The study selection workflow was executed across four distinct, mutually exclusive phases, as mapped out linearly in the PRISMA flow diagram (Figure 1):
  • Identification: The initial keyword queries across the Scopus database retrieved 911 records. During a preliminary baseline filtering phase, 541 records were automatically excluded because they were published in a non-English language, represented non-peer-reviewed document types (e.g., books, book chapters, editorials, or conference abstracts), or failed to match basic disciplinary constraints. This left 370 unique records for human screening.
  • Screening: The remaining 370 records underwent a rigorous title and abstract screening.
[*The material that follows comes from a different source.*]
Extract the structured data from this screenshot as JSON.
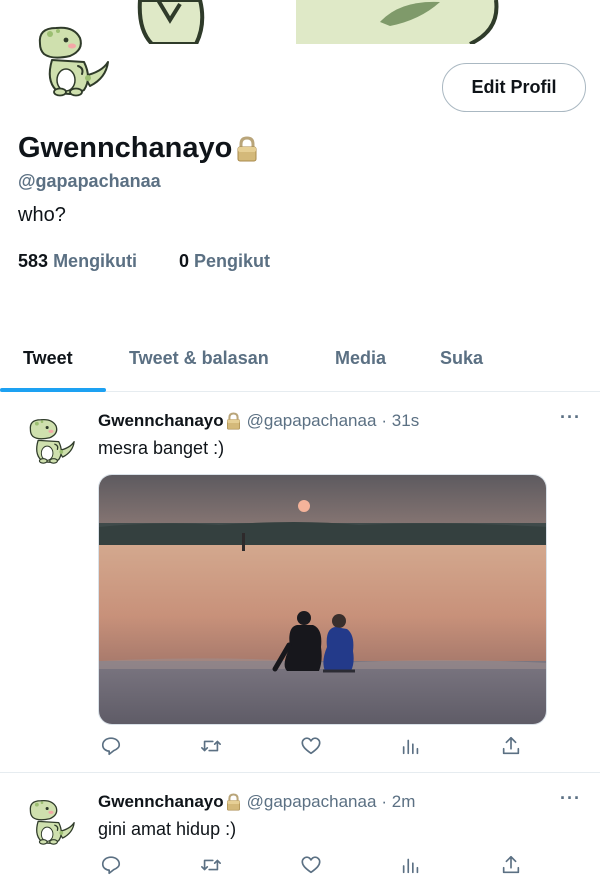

During this phase, 69 records were removed as completely irrelevant to the operational objectives of the review, leaving 301 records to proceed to the eligibility stage.
  • Eligibility: The abstracts and keyword distributions of these 301 records were evaluated more closely to check for the presence of the required topics. At this step, 143 articles were excluded as irrelevant because they did not explicitly link AI tool functionalities with agri-food demand scenarios. This left 158 full-text articles to be comprehensively retrieved and assessed for final inclusion.
Included: A meticulous full-text review of the 158 articles led to the final exclusion of 121 studies. The explicit grounds for exclusion were tightly documented: the primary focus was completely outside demand forecasting or inventory management (e.g., dealing purely with chemical food safety testing, molecular crop breeding, or consumer barcode traceability), or the underlying methodology was insufficiently documented to allow for replication.
Ultimately, 37 articles met all strict thematic and methodological inclusion criteria and were integrated into the final analytical synthesis (Page et al., 2021). Articles that focused solely on the abstract mathematical performance of algorithms without any practical application, on general supply chain logistics without an explicit forecasting link, or on economic macro-analysis without empirical substance were excluded to maintain the review’s core socio-technical focus.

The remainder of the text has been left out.